Hence, once again, we began looking for an Open Source-based solution.

I’ve spent the last days testing three options that are available for Ubuntu Linux 12.04/14.04:

#1 SCST

#2 iscsitarget

#3 LIO

SCST takes you back to the early days of Linux: You actually need to patch the Linux kernel sources and then you need to compile a custom Linux kernel in order to get it running. I did this on an older dual core Intel Xeon server with 6 GB RAM and a RAID 5 with 6 15k USCSI hard disks. The procedure took something between 6 and 8 hours on this machine. To add insult to injury, I had to do it twice because something didn’t work the first time. Once SCST was compiled, it would be a lie to say that it was easy to configure and that it installed itself properly on the Ubuntu server. It didn’t. I eventually got it to publish an iSCSItarget, but I had to launch the necessary daemons manually after each reboot. I didn’t spend any additional time to fix this. SCST worked, yes, it felt quite fast, yes, but we decided not to pursue this option any further. A solution that requires custom Linux kernels to run is not really maintainable when you are a user and not an OEM who distributes its own operating system with its own hardware. When you choose SCST on Ubuntu, I think you are actively choosing to NEVER update your server again unless you really want to build your own new kernel every single time when Canonical roll out a new operating system kernel. That certainly was not what we had in mind for our storage server, so SCST was out.
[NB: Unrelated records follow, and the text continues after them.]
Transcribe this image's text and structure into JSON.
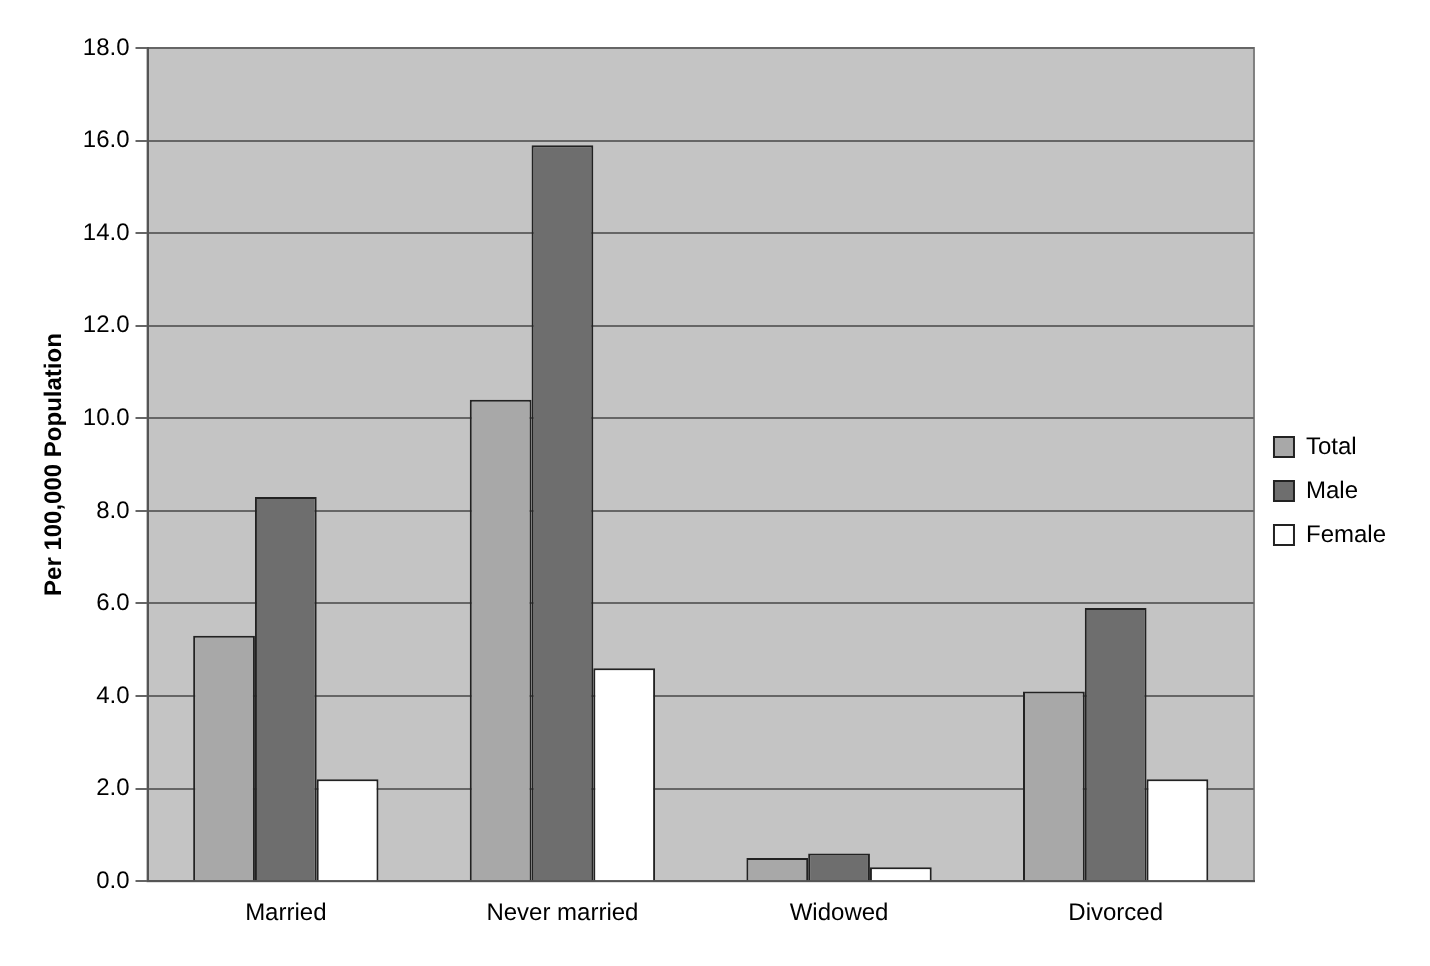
{
  "chart_data": {
    "type": "bar",
    "ylabel": "Per 100,000 Population",
    "categories": [
      "Married",
      "Never married",
      "Widowed",
      "Divorced"
    ],
    "series": [
      {
        "name": "Total",
        "color": "#a8a8a8",
        "values": [
          5.3,
          10.4,
          0.5,
          4.1
        ]
      },
      {
        "name": "Male",
        "color": "#6e6e6e",
        "values": [
          8.3,
          15.9,
          0.6,
          5.9
        ]
      },
      {
        "name": "Female",
        "color": "#ffffff",
        "values": [
          2.2,
          4.6,
          0.3,
          2.2
        ]
      }
    ],
    "ylim": [
      0,
      18
    ],
    "yticks": [
      {
        "value": 0,
        "label": "0.0"
      },
      {
        "value": 2,
        "label": "2.0"
      },
      {
        "value": 4,
        "label": "4.0"
      },
      {
        "value": 6,
        "label": "6.0"
      },
      {
        "value": 8,
        "label": "8.0"
      },
      {
        "value": 10,
        "label": "10.0"
      },
      {
        "value": 12,
        "label": "12.0"
      },
      {
        "value": 14,
        "label": "14.0"
      },
      {
        "value": 16,
        "label": "16.0"
      },
      {
        "value": 18,
        "label": "18.0"
      }
    ],
    "grid": "y",
    "legend": "right"
  }
}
iscsitarget didn’t work on Ubuntu 12.04.4. It didn’t work on a daily build of Ubuntu 14.04 either. An “iscsi_trgt” kernel module was reported missing and the iscsitarget-dkms package did NOT deliver a proper fix for this. On Ubuntu 12.04 it was impossible to build the required kernel module for various reasons that have been published on several blogs on the web. On Ubuntu 14.04, I did not even try to fix this anymore. It shouldn’t be the user’s job to work around known problems in operating systems, and I would have expected from Canonical that their forthcoming flag ship release 14.04 LTS will come with a software repository that actually WORKS. So iscsitarget was also out.

LIO. It’s built into the kernel. Unless Linus Torvalds and his hackers screw things up, no new Linux kernel in Ubuntu should ever have the chance of breaking this solution. To get LIO to work, you only need to install a command line administration tool to create and publish your iSCSI targets. targetcli does this job and it responds to commands like create lun0 /var/mystoragefile 10g, which creates a file-backed LUN. The tool lets you navigate through a hierarchical structure of the available configuration options; you use the cd command to move in the hierarchy, ls shows you what is available at the current position and with commands like create or set you can create or modify settings. That sounds manageable. I followed a short guide that I found on www.linuxclustering.net and two minutes later I had an iSCSI target published and accessible from my VMWare hosts. I cannot yet say if LIO is faster, slower or as fast as SCST. I’m not even sure if it really matters – it’s easy to set up and by no means a maintenance nightmare. “It just works.” And it works out of the box. That is the important aspect.

My next challenge will be to use LIO in an HA environment (DRBD and Heartbeat or Pacemaker/Corosync will be involved in this).